Historic hotel in Tucson, Arizona

Hacienda Del Sol Guest Ranch Resort is a hotel in Catalina Foothills, near Tucson, Arizona. It began in 1929 as a private boarding school for girls. It was converted into a guest ranch after World War II.

==Origins as boarding school==
The property was founded in 1929 by John and Helen Murphey as an Episcopal private boarding school. The school was built in the style of a Spanish colonial style ranch. The Murpheys had originally leased the land but purchased it in 1930 along with other acreage, giving them a total of 480 acres.

The school served girls between 12 and 18 years old and offered horseback riding and boarding for the girls' horses. Students included daughters and granddaughters of the country's wealthy families, including granddaughters of Woodrow Wilson and George Westinghouse and the daughter of Silsby Spalding. A brochure promoted the school to "girls who like to don chaps, sombrero and boots."

After a fire destroyed most of the buildings in 1938, much of the school was then rebuilt according to a design by architect Josias Joesler. Joesler's designs include oversized brick fireplaces, vast picture windows, and large, open common areas.
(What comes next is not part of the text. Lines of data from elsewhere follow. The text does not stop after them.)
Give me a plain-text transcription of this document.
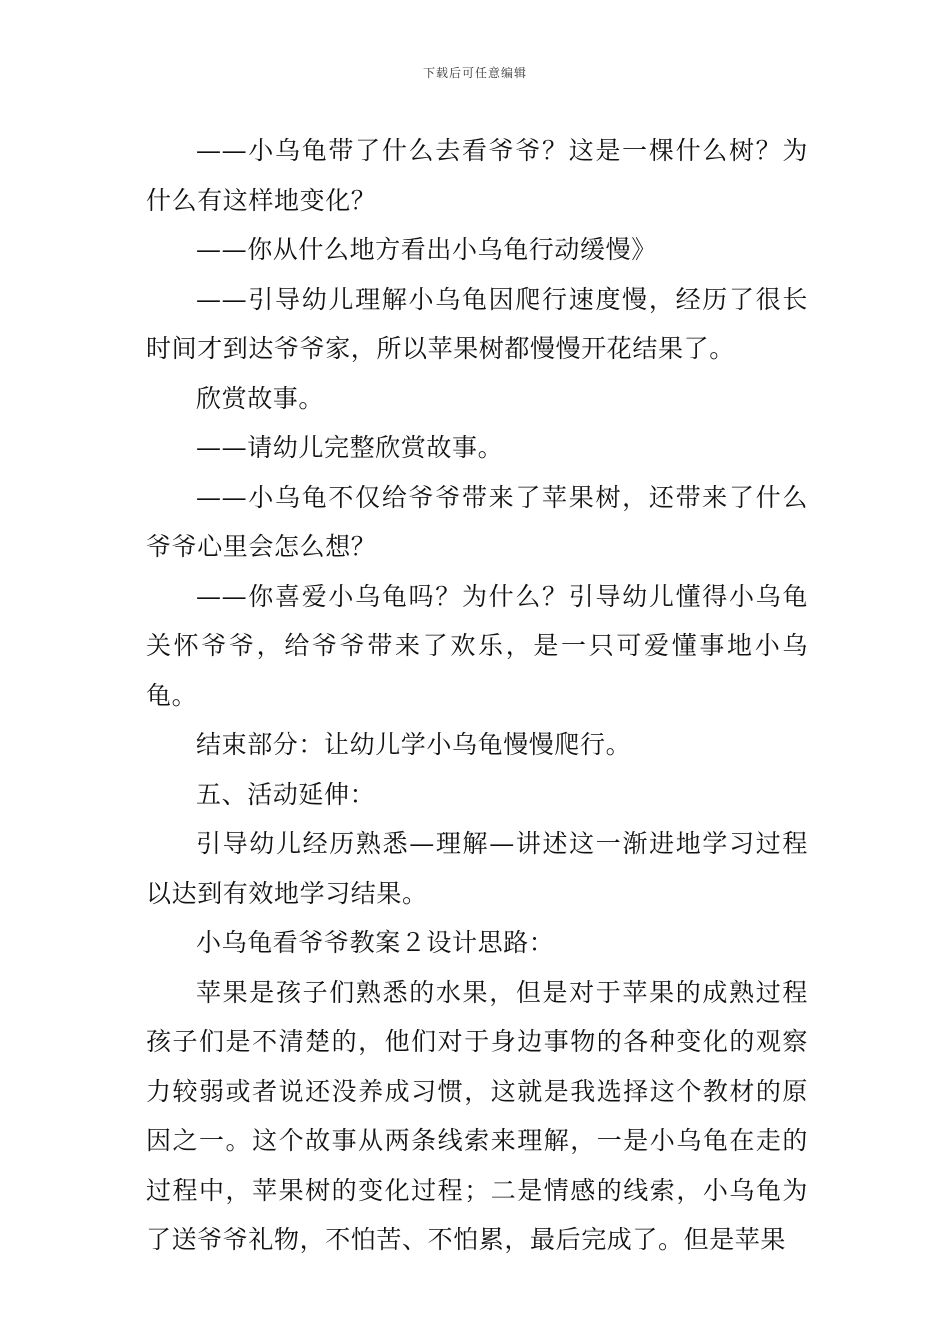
下载后可任意编辑

——小乌龟带了什么去看爷爷？这是一棵什么树？为什么有这样地变化？

——你从什么地方看出小乌龟行动缓慢》

——引导幼儿理解小乌龟因爬行速度慢，经历了很长时间才到达爷爷家，所以苹果树都慢慢开花结果了。

欣赏故事。

——请幼儿完整欣赏故事。

——小乌龟不仅给爷爷带来了苹果树，还带来了什么爷爷心里会怎么想？

——你喜爱小乌龟吗？为什么？引导幼儿懂得小乌龟关怀爷爷，给爷爷带来了欢乐，是一只可爱懂事地小乌龟。

结束部分：让幼儿学小乌龟慢慢爬行。

五、活动延伸：

引导幼儿经历熟悉—理解—讲述这一渐进地学习过程以达到有效地学习结果。

小乌龟看爷爷教案２设计思路：

苹果是孩子们熟悉的水果，但是对于苹果的成熟过程孩子们是不清楚的，他们对于身边事物的各种变化的观察力较弱或者说还没养成习惯，这就是我选择这个教材的原因之一。这个故事从两条线索来理解，一是小乌龟在走的过程中，苹果树的变化过程；二是情感的线索，小乌龟为了送爷爷礼物，不怕苦、不怕累，最后完成了。但是苹果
==Conversion to guest ranch==
The school closed in 1942 due to World War II. In March 1945, John Murphey and Rev. George W. Ferguson sold the property to Mr. and Mrs. Howard Morgan for $110,000. The new owners announced plans to operate a desert resort hotel on the property, then consisting of 80 acres. By December 1945, the property was operating as the Hacienda del Sol Ranch Hotel. The same rooms previously used by students were converted into guest quarters.
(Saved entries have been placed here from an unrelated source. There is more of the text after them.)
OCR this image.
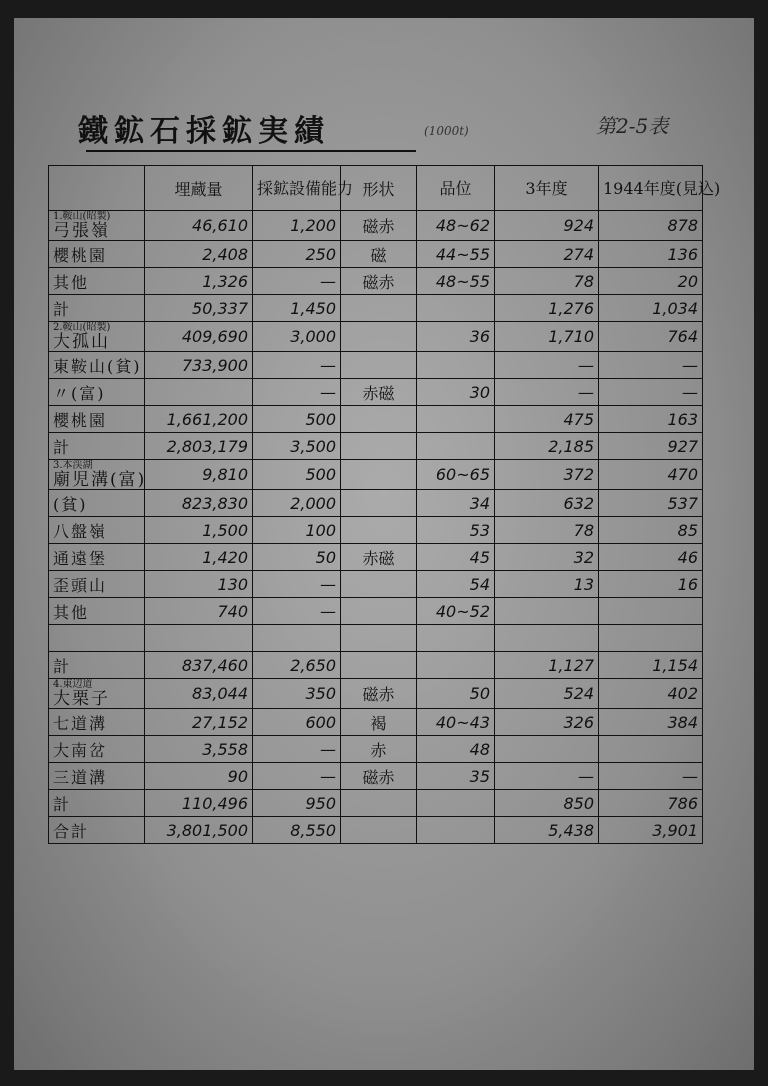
鐵鉱石採鉱実績	(1000t)	第2-5表
	埋蔵量	採鉱設備能力	形状	品位	3年度	1944年度(見込)

1.鞍山(昭製)
弓張嶺	46,610	1,200	磁赤	48~62	924	878
櫻桃園	2,408	250	磁	44~55	274	136
其他	1,326	—	磁赤	48~55	78	20
計	50,337	1,450			1,276	1,034

2.鞍山(昭製)
大孤山	409,690	3,000		36	1,710	764
東鞍山(貧)	733,900	—			—	—
〃(富)		—	赤磁	30	—	—
櫻桃園	1,661,200	500			475	163
計	2,803,179	3,500			2,185	927

3.本渓湖
廟児溝(富)	9,810	500		60~65	372	470
(貧)	823,830	2,000		34	632	537
八盤嶺	1,500	100		53	78	85
通遠堡	1,420	50	赤磁	45	32	46
歪頭山	130	—		54	13	16
其他	740	—		40~52		

計	837,460	2,650			1,127	1,154

4.東辺道
大栗子	83,044	350	磁赤	50	524	402
七道溝	27,152	600	褐	40~43	326	384
大南岔	3,558	—	赤	48		
三道溝	90	—	磁赤	35	—	—
計	110,496	950			850	786
合計	3,801,500	8,550			5,438	3,901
In 1946, the ranch was used as a shooting location for Duel in the Sun starring Gregory Peck and Jennifer Jones. Guests of the ranch included Spencer Tracy, Katharine Hepburn, Clark Gable, Howard Hughes, Joseph Cotten, Waylon Jennings, and Jessi Colter.

==Later development==
In 1970, the ranch was purchased by Robert Hartman for $260,000. It was next sold in 1983 for $3 million to Pointe Partners. The property then ended up under bank ownership after foreclosure by Standard Chartered Bank. In 1993, a group of investors led by Jed C. Paradies purchased the property from the bank for $1.6 million. In 1995, Paradies sold the property for $2.3 million to a group of local investors led by Jeffrey B. Timan and Richard Fink. The Timan/Fink group restored each of the 30 guest rooms, suites, and casitas. A new restaurant, The Grill, was added in 1997 and received several culinary awards.
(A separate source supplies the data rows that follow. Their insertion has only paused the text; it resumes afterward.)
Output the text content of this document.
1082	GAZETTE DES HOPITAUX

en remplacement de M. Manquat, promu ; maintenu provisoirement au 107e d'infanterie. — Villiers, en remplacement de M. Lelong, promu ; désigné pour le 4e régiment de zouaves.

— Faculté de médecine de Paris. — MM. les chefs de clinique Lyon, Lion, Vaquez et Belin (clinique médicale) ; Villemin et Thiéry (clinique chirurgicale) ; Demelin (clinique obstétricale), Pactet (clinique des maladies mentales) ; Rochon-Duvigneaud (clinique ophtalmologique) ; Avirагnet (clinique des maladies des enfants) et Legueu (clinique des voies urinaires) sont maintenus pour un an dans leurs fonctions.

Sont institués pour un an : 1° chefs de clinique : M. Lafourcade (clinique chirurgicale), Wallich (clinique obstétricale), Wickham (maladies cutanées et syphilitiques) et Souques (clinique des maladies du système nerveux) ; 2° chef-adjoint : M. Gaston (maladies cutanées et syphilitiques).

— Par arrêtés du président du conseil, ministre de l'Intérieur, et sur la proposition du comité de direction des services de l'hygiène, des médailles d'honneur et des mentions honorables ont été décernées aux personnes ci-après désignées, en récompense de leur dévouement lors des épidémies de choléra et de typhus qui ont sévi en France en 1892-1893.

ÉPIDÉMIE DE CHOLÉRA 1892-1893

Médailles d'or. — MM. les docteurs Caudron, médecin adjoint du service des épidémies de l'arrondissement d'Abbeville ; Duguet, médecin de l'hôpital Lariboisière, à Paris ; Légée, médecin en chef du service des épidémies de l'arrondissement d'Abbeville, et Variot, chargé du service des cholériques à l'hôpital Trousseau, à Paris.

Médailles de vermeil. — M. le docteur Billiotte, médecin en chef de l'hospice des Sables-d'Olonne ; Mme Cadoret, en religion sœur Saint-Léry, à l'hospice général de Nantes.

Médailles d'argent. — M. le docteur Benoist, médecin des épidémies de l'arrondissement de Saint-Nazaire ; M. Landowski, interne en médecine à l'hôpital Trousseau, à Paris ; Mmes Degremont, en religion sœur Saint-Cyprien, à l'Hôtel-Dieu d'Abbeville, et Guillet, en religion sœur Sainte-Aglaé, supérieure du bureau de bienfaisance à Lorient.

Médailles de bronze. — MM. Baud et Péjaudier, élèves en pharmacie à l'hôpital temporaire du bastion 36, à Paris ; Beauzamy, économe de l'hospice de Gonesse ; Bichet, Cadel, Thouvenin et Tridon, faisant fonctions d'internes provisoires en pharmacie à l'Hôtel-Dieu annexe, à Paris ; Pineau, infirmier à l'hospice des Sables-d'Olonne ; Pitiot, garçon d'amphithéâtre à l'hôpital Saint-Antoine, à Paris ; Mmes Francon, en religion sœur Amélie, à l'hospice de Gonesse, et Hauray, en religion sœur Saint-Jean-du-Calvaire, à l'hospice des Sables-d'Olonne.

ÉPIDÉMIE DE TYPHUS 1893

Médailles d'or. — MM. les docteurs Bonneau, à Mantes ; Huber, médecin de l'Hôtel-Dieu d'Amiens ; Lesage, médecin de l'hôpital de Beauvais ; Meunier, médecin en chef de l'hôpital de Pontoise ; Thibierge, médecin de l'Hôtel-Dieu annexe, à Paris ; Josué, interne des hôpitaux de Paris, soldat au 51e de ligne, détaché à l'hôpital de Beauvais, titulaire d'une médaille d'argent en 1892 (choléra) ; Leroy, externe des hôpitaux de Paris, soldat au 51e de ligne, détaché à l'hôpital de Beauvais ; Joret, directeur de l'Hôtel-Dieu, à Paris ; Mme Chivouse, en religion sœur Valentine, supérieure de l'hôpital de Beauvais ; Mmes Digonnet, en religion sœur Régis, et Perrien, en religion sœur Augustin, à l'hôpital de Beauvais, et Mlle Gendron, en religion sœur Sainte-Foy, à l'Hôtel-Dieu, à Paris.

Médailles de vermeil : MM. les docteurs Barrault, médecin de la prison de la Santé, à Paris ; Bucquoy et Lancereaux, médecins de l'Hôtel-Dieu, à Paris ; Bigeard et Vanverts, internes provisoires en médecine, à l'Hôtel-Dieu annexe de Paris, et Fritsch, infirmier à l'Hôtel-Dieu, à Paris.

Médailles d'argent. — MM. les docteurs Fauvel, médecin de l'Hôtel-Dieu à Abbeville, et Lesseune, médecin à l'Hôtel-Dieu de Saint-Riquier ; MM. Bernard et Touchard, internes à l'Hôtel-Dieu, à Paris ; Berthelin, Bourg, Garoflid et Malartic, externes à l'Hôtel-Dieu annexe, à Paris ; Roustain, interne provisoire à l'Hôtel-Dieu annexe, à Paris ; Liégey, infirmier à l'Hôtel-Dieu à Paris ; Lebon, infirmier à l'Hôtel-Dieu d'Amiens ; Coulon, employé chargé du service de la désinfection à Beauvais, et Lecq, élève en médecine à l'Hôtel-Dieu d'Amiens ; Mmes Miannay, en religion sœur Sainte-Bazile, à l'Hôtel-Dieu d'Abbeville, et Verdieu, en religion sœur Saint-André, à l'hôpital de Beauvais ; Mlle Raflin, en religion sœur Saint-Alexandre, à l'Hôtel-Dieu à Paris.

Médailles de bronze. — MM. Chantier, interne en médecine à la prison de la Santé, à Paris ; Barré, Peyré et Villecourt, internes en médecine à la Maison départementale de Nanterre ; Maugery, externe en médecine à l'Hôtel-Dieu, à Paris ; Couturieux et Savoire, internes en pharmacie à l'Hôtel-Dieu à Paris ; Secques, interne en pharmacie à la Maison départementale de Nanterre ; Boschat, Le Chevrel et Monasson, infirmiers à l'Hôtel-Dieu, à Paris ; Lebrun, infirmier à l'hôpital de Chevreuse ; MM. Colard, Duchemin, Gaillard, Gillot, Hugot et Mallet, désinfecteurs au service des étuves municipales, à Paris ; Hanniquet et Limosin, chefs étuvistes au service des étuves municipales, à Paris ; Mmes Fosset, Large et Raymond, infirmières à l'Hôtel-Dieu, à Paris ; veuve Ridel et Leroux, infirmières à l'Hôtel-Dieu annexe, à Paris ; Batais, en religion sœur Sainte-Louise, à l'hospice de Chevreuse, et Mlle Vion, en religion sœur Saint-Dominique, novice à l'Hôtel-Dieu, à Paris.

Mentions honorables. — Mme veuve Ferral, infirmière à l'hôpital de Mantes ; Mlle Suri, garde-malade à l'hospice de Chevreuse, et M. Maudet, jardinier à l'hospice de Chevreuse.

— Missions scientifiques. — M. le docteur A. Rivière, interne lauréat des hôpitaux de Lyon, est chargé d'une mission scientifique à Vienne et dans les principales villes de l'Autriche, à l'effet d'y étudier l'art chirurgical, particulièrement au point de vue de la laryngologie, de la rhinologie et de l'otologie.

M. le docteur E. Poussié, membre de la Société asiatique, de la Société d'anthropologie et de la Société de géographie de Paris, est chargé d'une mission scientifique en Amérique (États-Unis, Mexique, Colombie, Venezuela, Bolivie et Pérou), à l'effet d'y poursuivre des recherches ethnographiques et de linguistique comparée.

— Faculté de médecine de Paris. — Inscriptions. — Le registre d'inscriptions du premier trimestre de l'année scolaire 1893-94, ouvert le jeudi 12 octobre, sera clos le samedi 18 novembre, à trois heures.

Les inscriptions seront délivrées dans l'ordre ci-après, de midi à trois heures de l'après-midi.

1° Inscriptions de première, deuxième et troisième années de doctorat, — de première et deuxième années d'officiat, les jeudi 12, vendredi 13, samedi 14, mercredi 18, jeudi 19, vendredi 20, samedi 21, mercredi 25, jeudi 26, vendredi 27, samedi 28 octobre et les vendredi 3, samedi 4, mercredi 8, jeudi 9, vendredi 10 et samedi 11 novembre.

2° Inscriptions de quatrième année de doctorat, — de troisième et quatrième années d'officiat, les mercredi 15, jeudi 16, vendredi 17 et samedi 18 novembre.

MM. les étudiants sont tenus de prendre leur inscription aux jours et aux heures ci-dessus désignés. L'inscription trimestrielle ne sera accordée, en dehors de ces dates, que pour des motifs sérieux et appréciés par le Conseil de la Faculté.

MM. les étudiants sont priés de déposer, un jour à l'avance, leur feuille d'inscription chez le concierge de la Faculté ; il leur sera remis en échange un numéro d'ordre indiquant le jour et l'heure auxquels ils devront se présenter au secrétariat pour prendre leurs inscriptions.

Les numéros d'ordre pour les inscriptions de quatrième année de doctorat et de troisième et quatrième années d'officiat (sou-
In 2015, the resort added 32 new guest rooms, a swimming pool and spa, and an event space called Casa Luna.

It is one of only two surviving dude ranches in Tucson, where once there were 20 or so. It is a member of the Historic Hotels of America.

==See also==
- White Stallion Ranch, also in Pima County, Arizona. The other surviving dude ranch, apparently, and also an HHA member.